塔の外がウィルスに汚染されていて 生産力もない。
既存の資源を食いつぶしていくだけの 行き詰まり。
最期の時までの生活を いかにして過ごすか、それだけ。
皆最期を迎えるのが 分かり切っている 不毛な世界…。

こんな未来に、瀬野周司の意識が飛ばされて、
セノ・シューの身体を使って行動していきます。
地球の未来を救うために…「どうする、周司っ!!」


こんな物語の「ブルータワー」。
石田さんの文章って読み易いから、
ドンドン読み進んじゃいましたよッ。

それでもワタクシ、ハマリませんでした…
うーん、なぜだろう??

現実のNY9.11を想うと、胸が痛いですが、
でも。
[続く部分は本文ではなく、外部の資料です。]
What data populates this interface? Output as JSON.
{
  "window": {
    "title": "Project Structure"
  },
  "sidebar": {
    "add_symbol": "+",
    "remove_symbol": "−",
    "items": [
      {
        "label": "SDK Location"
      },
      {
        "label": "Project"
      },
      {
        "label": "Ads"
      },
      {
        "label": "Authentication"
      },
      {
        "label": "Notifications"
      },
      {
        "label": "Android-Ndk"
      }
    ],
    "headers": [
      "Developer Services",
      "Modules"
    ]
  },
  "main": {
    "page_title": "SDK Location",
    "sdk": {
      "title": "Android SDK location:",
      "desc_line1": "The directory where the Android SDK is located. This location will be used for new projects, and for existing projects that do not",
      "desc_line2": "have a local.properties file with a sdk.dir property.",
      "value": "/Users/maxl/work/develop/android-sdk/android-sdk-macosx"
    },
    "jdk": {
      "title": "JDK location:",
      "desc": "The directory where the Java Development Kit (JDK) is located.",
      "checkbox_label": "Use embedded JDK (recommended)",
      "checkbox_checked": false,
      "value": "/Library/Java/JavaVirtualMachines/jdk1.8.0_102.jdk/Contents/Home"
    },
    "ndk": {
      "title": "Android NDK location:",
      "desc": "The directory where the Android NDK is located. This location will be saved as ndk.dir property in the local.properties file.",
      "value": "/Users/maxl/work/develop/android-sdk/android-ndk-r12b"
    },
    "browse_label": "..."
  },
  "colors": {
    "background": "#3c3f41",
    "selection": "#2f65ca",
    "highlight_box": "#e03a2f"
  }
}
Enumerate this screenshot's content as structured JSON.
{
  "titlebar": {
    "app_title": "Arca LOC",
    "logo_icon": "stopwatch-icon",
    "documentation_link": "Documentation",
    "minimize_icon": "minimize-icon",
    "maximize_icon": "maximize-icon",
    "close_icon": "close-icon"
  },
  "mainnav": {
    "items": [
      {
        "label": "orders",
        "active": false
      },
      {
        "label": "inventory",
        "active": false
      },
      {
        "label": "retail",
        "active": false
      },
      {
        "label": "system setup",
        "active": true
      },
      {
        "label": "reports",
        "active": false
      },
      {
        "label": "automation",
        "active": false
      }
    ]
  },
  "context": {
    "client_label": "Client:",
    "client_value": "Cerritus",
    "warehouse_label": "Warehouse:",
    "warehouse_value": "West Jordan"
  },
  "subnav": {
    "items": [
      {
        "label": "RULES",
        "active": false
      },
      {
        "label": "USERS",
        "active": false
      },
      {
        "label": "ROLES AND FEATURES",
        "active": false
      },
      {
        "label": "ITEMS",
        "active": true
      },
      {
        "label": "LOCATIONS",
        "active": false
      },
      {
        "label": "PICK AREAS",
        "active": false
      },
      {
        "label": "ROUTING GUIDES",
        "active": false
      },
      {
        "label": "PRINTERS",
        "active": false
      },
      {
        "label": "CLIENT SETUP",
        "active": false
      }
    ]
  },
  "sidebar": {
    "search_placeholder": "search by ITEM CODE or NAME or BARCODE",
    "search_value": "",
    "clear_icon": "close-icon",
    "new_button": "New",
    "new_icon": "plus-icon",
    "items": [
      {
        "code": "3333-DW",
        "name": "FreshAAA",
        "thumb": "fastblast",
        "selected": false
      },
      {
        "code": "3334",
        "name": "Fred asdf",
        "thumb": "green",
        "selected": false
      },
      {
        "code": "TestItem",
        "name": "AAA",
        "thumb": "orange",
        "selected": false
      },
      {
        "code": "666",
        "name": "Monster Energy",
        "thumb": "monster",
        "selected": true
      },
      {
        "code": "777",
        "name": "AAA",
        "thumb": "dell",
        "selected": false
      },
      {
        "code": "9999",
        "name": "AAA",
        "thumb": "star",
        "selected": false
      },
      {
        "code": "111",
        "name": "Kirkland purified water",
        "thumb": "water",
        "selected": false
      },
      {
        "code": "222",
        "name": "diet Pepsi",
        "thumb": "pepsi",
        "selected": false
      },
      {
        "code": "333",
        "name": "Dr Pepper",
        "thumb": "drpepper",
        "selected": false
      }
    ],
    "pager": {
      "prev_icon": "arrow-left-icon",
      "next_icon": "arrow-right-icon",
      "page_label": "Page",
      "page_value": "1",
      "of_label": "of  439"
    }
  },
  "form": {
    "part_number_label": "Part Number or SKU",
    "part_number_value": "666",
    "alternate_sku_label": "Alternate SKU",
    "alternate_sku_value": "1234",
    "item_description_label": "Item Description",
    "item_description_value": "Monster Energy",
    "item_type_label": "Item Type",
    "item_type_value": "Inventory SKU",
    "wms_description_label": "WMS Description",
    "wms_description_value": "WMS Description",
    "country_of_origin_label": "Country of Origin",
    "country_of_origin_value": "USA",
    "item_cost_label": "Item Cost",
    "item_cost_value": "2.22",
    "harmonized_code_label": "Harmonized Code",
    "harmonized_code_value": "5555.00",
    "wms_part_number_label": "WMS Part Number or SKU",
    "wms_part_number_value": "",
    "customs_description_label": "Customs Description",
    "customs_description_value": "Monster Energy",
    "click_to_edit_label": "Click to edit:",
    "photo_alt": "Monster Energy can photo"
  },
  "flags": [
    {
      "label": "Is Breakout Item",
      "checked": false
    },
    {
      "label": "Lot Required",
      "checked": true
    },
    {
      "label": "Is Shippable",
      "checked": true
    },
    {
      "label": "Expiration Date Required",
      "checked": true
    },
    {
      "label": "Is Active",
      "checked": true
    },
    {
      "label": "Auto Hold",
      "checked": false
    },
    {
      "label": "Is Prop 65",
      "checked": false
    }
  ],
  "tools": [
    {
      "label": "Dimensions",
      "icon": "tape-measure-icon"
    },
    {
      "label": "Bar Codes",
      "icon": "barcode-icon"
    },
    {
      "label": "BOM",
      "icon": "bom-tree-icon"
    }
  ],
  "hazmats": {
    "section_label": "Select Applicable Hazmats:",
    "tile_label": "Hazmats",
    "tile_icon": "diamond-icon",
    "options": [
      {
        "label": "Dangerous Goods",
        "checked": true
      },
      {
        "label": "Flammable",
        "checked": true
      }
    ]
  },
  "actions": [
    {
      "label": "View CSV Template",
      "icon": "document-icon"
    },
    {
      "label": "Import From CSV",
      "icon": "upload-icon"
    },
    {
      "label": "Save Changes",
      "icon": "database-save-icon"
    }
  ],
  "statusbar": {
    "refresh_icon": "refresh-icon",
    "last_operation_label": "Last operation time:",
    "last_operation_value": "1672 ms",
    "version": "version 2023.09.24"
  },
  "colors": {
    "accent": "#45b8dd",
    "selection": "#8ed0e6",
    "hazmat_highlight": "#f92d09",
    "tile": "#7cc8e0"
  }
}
この物語からは…
胸に突き刺さるような感覚を覚えることはなかったのです。
たぶん、現実のテロを想いすぎて、期待しすぎたのかも?

好きだからこそ、残念っ!

全然関係ないんですけどー、
主人公の名前“周司”が文中に出てくるたびに
“周囲”と読み間違えてしまって…
「あれっ?!」なんて思って読み返しちゃってましたぁ。
〈脳ミソの 思いこみ能力 に感心〉なエピソードでした。





タグ:SF ♪なし
posted by MOW at 11:23 | Comment(2) | TrackBack(2) | 読書
この記事へのコメント
こんばんは。
コメントありがとうございました。
お返事書いてから、こちらの記事にきましたが、うん、なんだかMOWさんもいまいちだったのねと、安心しました。
初めてのSFを書くことに石田さん自身で興奮しすぎて、人物描写に手を抜いてしまったのでは・・なんて思いました。
石田さん、LASTみたいなのをもっと書いてくださ〜い!
TBしますです。
Posted by tsukiko at 2006年01月28日 00:38
tsukikoさん、こんにちはです!
そうなんです、いまいちだったのですよ。
スーッと上滑りしていっちゃう感じで、困りました。
記憶に残ってるのは、やっぱりココですねぇ…
楽しめなかった作品は 忘れちゃうことが多いんですけど、
この作品はいまいちな記憶がいつまでも残りそうで怖いです。
突飛な設定は苦手なんでしょうか。「エンジェル」もちょっと…
といいつつ次は「1ポンドの悲しみ」を狙っています!!期待。